Operamania 101: Opera Soothes The Savage Beast

Who here has already seen the summer blockbuster, Inception? If you have, you've no doubt caught the scene-stealing Tom Hardy who plays Eames the forger in the Christopher Nolan movie, starring Leonardo DiCaprio.

Tom Hardy may have propelled himself to Hollywood's A-list with that break-out role but he already proved he's quite the acting powerhouse with last year's British film, Charles Bronson. Hardy is nearly unrecognizable, but his compelling portrayal as Bronson injected much humanity into a film about England's most notorious prisoner.

At the age of 19, Charles Bronson robbed a post office and got sentenced to 7 years in jail. His sentence was repeatedly extended due to his "loose cannon" behaviour and several hostage-taking incidents that he instigated. Bronson found himself in and out of various prisons and psychiatric hospitals for the next 30 years, 26 of which were spent in solitary confinement.

The film is uber-violent and humorous in that "A Clockwork Orange for the 21st century" way. As a further homage to Stanley Kubrick's masterpiece, Bronson director Brent Meeske used operatic music in several integral scenes. Unlike A Clockwork Orange with only Rossini's The Thieving Magpie and William Tell Overture as its main operatic pieces, the Bronson soundtrack featured many different opera composers.
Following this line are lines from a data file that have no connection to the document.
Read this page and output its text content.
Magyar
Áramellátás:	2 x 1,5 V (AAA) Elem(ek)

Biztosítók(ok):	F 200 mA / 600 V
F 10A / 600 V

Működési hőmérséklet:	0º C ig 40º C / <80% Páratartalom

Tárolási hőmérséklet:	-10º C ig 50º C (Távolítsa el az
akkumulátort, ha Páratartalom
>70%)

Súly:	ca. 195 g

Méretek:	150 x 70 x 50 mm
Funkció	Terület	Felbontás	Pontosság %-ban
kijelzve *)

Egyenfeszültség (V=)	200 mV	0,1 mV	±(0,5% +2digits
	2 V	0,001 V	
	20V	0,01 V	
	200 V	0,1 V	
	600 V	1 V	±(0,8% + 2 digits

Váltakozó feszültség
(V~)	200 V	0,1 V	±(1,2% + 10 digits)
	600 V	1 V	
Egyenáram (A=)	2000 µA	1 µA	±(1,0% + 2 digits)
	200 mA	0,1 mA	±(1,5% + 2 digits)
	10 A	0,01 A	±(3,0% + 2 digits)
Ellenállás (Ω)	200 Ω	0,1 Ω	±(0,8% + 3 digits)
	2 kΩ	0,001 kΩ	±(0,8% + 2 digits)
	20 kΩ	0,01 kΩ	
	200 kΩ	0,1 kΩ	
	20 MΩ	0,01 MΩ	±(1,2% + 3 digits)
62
Va pensiero (Chorus of Hebrew Slaves) from Nabucco, Act III - Verdi

Trauermarsch from Götterdämmerung - Wagner

Chi dona luce al cor? from Atilla - Verdi

La Vergine degli angeli from La forza del destino - Verdi

Entry of the Gods into Valhalla from Das Rheingold - Wagner

Flower Duet from Lakmé - Léo Delibes

Coro a bocca chiusa/Humming Chorus from Madama Butterfly - Puccini

The soundtrack is not ALL opera though. There is a track from New Order and also one from Pet Shop Boys. And can I say, you'll never think of It's A Sin the same way again after watching this movie.